Es ist so weit, die Identitätspolitik kehrt zurück. Doch im Jahr 2010 hat der Kampf um die breitenwirksame Anerkennung von Andersartigkeit ein anderes Problem als noch, sagen wir, 1989. Außerdem ist das Prinzip verfeinerter Individualisierung zu einer bevorzugten Ware des Netzwerkkapitalismus geworden. „Sich zu unterscheiden“ ist erwünscht, bis hin zur sexuellen Orientierung. Nur politisch sein, das darf man dabei nicht. Die feministische Theoretikerin Judith Butler brachte diesen Konflikt auf den Punkt, als sie jüngst den Zivilcourage-Preis des Christopher Street Days ablehnte. Der CSD sei zu kommerziell und nicht kritisch genug.

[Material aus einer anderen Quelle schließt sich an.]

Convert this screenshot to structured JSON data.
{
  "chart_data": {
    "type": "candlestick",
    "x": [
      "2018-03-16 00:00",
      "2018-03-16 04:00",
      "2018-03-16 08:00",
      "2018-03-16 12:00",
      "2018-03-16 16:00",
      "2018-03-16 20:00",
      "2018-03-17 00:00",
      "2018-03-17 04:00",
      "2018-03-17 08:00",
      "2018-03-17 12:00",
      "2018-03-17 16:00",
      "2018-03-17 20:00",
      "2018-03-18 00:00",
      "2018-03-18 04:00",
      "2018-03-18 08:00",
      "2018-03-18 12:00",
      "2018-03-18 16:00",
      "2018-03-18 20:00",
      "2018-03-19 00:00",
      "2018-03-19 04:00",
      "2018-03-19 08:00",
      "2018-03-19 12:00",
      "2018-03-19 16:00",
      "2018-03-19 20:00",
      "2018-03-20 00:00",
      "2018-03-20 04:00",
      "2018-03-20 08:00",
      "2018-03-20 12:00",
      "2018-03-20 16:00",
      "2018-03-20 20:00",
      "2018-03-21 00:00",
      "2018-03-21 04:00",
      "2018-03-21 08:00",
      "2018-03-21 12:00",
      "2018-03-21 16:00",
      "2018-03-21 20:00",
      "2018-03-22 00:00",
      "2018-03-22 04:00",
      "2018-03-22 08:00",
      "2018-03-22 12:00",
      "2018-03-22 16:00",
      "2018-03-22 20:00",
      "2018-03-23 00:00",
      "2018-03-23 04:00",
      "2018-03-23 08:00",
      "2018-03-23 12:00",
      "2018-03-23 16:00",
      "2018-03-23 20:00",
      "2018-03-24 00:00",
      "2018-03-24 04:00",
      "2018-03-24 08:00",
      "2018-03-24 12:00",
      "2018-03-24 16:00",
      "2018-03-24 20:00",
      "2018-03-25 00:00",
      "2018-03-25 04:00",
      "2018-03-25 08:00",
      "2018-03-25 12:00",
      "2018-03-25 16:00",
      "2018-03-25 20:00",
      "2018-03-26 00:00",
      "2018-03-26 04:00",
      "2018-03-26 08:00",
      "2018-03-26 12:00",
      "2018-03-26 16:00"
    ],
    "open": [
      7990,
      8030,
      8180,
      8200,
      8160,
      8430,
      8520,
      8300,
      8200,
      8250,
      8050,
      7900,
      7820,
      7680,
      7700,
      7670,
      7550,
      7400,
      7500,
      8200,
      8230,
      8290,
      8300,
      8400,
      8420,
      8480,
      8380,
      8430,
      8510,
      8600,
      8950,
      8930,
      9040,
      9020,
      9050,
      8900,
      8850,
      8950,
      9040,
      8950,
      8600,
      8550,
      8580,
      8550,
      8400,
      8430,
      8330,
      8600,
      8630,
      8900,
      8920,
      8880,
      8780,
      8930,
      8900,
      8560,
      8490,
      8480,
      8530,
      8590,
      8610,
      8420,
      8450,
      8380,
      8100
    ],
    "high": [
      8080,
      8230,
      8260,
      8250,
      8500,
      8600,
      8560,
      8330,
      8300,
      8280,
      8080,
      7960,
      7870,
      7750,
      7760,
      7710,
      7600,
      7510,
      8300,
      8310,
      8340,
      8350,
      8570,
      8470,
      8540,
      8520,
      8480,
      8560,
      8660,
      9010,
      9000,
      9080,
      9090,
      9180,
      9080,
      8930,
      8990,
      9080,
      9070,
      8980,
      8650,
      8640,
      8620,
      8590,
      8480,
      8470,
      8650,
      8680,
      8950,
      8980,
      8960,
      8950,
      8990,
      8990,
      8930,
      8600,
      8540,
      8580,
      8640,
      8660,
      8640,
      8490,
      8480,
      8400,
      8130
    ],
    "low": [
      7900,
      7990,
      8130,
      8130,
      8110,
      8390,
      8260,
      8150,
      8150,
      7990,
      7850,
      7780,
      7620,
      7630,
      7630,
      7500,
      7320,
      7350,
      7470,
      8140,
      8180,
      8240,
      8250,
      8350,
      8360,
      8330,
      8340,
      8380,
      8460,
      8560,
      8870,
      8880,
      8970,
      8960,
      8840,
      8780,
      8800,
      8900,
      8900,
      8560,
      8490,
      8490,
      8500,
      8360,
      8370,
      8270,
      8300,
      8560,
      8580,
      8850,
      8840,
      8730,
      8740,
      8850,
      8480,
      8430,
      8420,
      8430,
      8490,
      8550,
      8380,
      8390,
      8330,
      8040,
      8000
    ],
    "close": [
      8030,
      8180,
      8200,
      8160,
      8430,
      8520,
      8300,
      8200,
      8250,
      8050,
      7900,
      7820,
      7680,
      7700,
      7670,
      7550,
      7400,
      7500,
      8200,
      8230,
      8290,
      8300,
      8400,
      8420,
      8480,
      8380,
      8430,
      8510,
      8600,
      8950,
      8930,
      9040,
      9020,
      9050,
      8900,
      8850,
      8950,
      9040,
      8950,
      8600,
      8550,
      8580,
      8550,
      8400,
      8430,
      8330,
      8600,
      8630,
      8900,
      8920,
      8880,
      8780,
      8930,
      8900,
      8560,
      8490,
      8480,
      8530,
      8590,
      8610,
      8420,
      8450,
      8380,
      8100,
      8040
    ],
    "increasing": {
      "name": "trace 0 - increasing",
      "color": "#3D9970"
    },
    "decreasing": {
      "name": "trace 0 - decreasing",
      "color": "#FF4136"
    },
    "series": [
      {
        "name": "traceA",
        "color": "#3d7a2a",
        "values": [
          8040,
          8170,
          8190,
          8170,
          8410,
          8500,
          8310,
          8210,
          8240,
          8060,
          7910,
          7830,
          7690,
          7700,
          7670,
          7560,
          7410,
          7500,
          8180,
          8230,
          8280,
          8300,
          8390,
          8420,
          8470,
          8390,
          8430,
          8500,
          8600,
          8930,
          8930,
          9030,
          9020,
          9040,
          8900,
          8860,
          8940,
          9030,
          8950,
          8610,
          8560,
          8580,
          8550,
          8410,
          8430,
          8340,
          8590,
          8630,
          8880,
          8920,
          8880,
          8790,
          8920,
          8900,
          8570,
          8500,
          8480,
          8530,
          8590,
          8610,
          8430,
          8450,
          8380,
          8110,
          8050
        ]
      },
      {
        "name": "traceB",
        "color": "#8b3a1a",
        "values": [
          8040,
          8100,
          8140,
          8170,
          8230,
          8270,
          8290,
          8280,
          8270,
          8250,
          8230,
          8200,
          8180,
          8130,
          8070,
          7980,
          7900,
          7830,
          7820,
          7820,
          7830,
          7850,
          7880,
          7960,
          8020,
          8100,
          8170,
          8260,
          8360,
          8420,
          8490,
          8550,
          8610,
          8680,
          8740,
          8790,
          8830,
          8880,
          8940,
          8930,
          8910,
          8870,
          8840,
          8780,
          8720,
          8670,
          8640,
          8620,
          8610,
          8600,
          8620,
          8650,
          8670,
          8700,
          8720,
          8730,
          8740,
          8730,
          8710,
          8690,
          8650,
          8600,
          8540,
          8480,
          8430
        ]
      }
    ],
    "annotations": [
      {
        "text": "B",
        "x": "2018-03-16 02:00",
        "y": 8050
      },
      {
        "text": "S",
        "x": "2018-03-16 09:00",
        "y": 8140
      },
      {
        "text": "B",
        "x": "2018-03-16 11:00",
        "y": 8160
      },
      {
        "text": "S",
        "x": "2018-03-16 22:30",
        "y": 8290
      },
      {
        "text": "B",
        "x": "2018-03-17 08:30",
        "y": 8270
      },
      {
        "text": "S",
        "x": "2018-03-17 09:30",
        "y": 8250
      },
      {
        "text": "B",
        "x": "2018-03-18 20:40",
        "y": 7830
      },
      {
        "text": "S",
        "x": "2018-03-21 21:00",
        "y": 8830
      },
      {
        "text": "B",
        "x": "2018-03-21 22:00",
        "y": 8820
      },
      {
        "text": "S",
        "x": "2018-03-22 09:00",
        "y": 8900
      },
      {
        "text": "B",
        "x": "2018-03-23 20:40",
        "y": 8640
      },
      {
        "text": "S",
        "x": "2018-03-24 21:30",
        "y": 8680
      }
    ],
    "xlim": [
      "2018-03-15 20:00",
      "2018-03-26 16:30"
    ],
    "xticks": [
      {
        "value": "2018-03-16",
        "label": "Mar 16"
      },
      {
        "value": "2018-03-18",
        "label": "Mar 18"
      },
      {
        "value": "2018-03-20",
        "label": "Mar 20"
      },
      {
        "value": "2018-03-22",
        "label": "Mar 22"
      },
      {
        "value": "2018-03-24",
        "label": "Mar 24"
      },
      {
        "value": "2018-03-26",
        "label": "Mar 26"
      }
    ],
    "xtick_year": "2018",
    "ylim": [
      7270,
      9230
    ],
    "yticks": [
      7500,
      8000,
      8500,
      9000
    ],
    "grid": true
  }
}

Damit ist auch schon gesagt, worum es in Rebecca Ann Tess’ Ausstellung „Not Dad Yet Sad!“ geht. Um Geschlechterstereotypen. Um vom Mainstream abweichende, ungenormte Sexualität, weil wir die alle brauchen. Und um deren Bilder – oder besser: die Abwesenheit dieser Bilder. Dad Dracula is Dead etwa bedient sich bei älteren Filmen wie „Dracula’s Daughter“ (1936), „Anders als die Anderen“ (1919) oder „Mädchen in Uniform“(1931). Aus diesen präpariert die Künstlerin mit chirurgischer Präzision, pädagogischer Totalüberzeugung und allerlei Verfremdungsmitteln jene Szenen heraus, die einen queeren Subtext formulieren. Dabei kommt auch die Infanteriewaffe des künstlerischen Geschlechterdiskurses zum Einsatz: das Re-Enactment, die historische Re-Inszenierung also. Sichtbar inszeniert sind deshalb auch die Fotografien aus der Serie „From The Green Belt“, die im grellen Scheinwerferlicht Bilder lesbischer „Cruising Areas“ entwerfen, subkulturell verabredete Zonen für den sexuellen Spontankontakt. Cruising Areas für Männer? Kennt man. Für Frauen, weniger. Hier wird das Prinzip doppelter Ausgrenzung schulbuchmäßig zu Ende gedacht.
Was diese Ausstellung interessant macht, ist ihr Beharren auf einer kritischen Haltung. Tess benutzt ästhetische Strategien aus einer Zeit, als die Genderdebatte auch in der Kunst noch inhaltlich geführt wurde. So wird „Not Dad Yet Sad!“ zu einer Art Revision der klassischen Gender- und Identitätspolitik. Als deren halb lebendiger Wiedergänger stellt sich die Schau einer Gegenwart, in der Queerness viel von ihrer Subversivität verloren hat, ohne dass die politischen Probleme wirklich gelöst wurden, mit denen man sich jahrelang abgemüht hatte. Es geht also darum, „anders anders zu sein“, wie der Soziologe Ulrich Bröckling einmal sagte. Und das heißt bei Tess: politisch.